The last two entries give a perspective on the scaling of flow with speed. If the required following distance increased proportional to speed (so that at 70 that distance was seven times the 45 feet at 10 miles an hour), then the required following distance increases to 315 feet. We already mentioned that from our own driving or just observation, as traffic increases, in real life drivers do not maintain a football field following distance at 60 and 70 miles an hour. Alternately, if the required following distance didn’t increase at all with speed (so that at 70 that distance remained at 45 feet), then the front-to-front spacing distance becomes unnerving and unsafe, i.e. beyond the comfort zone, and most importantly skill, of most drivers to avoid a rear end collision.

Our model gives a flow within these two extremes, i.e. flow increases with speed, but less than a proportional scale up.

__Perturbations__

Our discussion above assumes ideal conditions and uniform driver behavior. That simplification highlighted how a fairly universal driver motivation (i.e. drive quickly but leave a reasonable following distance) influences the traffic a highway can sustain at different speeds.

But actual traffic conditions are not ideal and driver behavior is not uniform. How do actual traffic and road conditions typically deviate from our model above?

- Driver variability – Drivers will inherently travel at speeds above and below the average, and at following distances more or less than our “typical” driver above.
- Maximum driving speeds – Even absent trucks, a subset of vehicles/drivers (fully loaded vans, mechanically deficient cars, risk averse drivers) will travel at a maximum speed less than the speed limit plus five.
- Road variability – even absent bad weather and exit/entrance ramps, and even with the best design, highways have inclines, curves, cross-winds, sun conditions, bridge abutments, worn road surfaces, and so on.

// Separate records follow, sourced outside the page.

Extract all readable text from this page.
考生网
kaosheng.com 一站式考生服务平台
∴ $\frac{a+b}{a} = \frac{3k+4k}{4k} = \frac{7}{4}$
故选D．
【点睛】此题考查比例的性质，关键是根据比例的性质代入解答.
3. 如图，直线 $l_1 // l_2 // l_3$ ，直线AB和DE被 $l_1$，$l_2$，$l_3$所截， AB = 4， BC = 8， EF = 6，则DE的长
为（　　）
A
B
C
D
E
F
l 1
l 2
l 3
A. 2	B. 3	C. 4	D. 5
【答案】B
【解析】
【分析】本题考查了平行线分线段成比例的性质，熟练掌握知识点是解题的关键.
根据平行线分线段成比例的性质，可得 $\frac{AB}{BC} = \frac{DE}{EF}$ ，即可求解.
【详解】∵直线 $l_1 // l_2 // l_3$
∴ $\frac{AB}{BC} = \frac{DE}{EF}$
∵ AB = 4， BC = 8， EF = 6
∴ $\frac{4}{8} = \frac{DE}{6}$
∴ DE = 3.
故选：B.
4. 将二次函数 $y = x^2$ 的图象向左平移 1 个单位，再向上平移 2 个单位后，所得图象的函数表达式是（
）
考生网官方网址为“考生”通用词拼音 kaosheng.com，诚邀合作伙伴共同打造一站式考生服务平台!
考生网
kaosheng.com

So even setting aside trucks (always present) and bad weather (that when present becomes a large determinant of traffic flow), significant deviations exist from ideal and these will decrease flow. We experience this consistently. Drivers traveling faster the average will change lanes to pass slower drivers, and their lane changing will often trigger slowing in the lane into which they are moving. Two inherently slower drivers who align side-by-side will create a partial block. Sun just over the horizon in line with traffic direction will cause drivers to slow, as will inclines. And so on.

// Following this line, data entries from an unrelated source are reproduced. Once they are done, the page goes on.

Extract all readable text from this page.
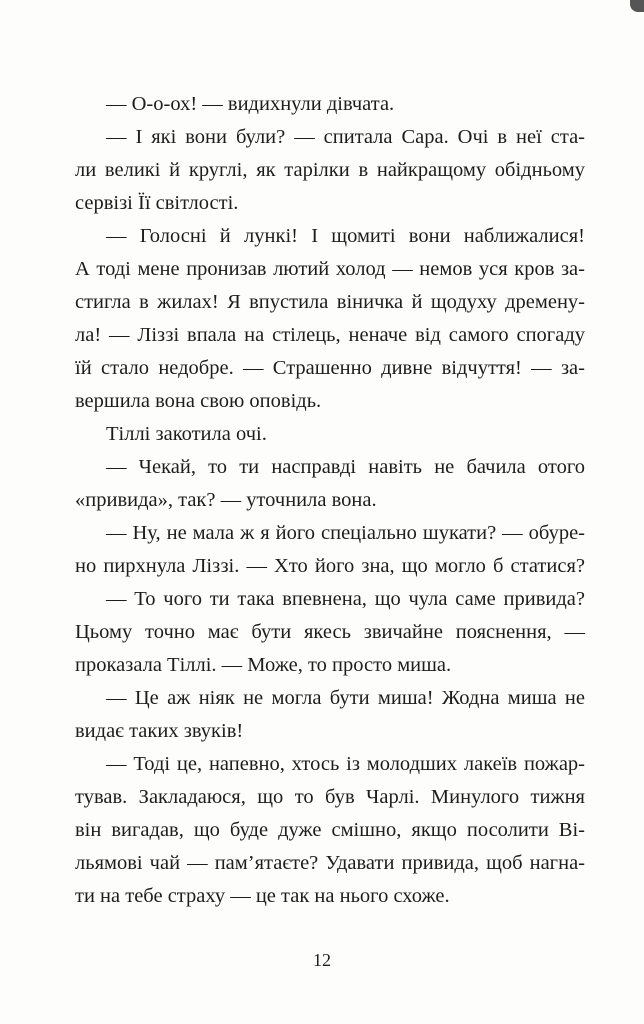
— О-о-ох! — видихнули дівчата.
— І які вони були? — спитала Сара. Очі в неї ста-
ли великі й круглі, як тарілки в найкращому обідньому
сервізі Її світлості.
— Голосні й лункі! І щомиті вони наближалися!
А тоді мене пронизав лютий холод — немов уся кров за-
стигла в жилах! Я впустила віничка й щодуху дремену-
ла! — Ліззі впала на стілець, неначе від самого спогаду
їй стало недобре. — Страшенно дивне відчуття! — за-
вершила вона свою оповідь.
Тіллі закотила очі.
— Чекай, то ти насправді навіть не бачила отого
«привида», так? — уточнила вона.
— Ну, не мала ж я його спеціально шукати? — обуре-
но пирхнула Ліззі. — Хто його зна, що могло б статися?
— То чого ти така впевнена, що чула саме привида?
Цьому точно має бути якесь звичайне пояснення, —
проказала Тіллі. — Може, то просто миша.
— Це аж ніяк не могла бути миша! Жодна миша не
видає таких звуків!
— Тоді це, напевно, хтось із молодших лакеїв пожар-
тував. Закладаюся, що то був Чарлі. Минулого тижня
він вигадав, що буде дуже смішно, якщо посолити Ві-
льямові чай — пам’ятаєте? Удавати привида, щоб нагна-
ти на тебе страху — це так на нього схоже.
12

Critically, these deviations impact flow at high speeds more than slow speeds. 40 miles an hour is below almost any driver’s maximum speed, while 70 may be above a sizeable percentage. At 20 miles an hour, drivers may differ a car length on their required following distances, but at 60 miles an hour, drivers may differ by 100 feet. A bit of road surface wear means nothing at 10 miles an hour, but may be jarring at 50 miles an hour.

How does this impact the relation of speed to maximum sustainable flow? In general, while these deviations from ideal decrease the maximum sustainable flow at all speeds, they impact maximum flow a much greater percentage at the upper speed (50 miles and hour and more).

In actual traffic, then, unlike the ideal model, maximum flow reaches some peak and then decreases with increasing average speed.

__Wrap Up__

To the degree this caught your interest, as you drive in the future, observe the separation, i.e. following distances, of free-flowing highway traffic. To the degree our modeling here reflects essential elements of real traffic, we will find that freely flowing traffic exhibits a certain minimum spacing of cars.

Now certainly the maximum spacing is unlimited, i.e. at 2 AM cars may be a thousand feet apart. But as traffic flow increases, the spacing will diminish, and in our observations, we should notice that the spacing does not drop to less than a certain amount, with that amount varying with average speed.

And since we drive in real traffic, not under our ideal conditions here, as traffic flow increases, perturbations – vehicles traveling slower or faster than average, slight inclines in the road, sun directly into traffic, drivers changing lanes, and so on – constantly arise. Ripples crop up in the traffic flow, creating sporadic and even continuing congestion, even without trucks, bad weather, on ramps or lane constrictions.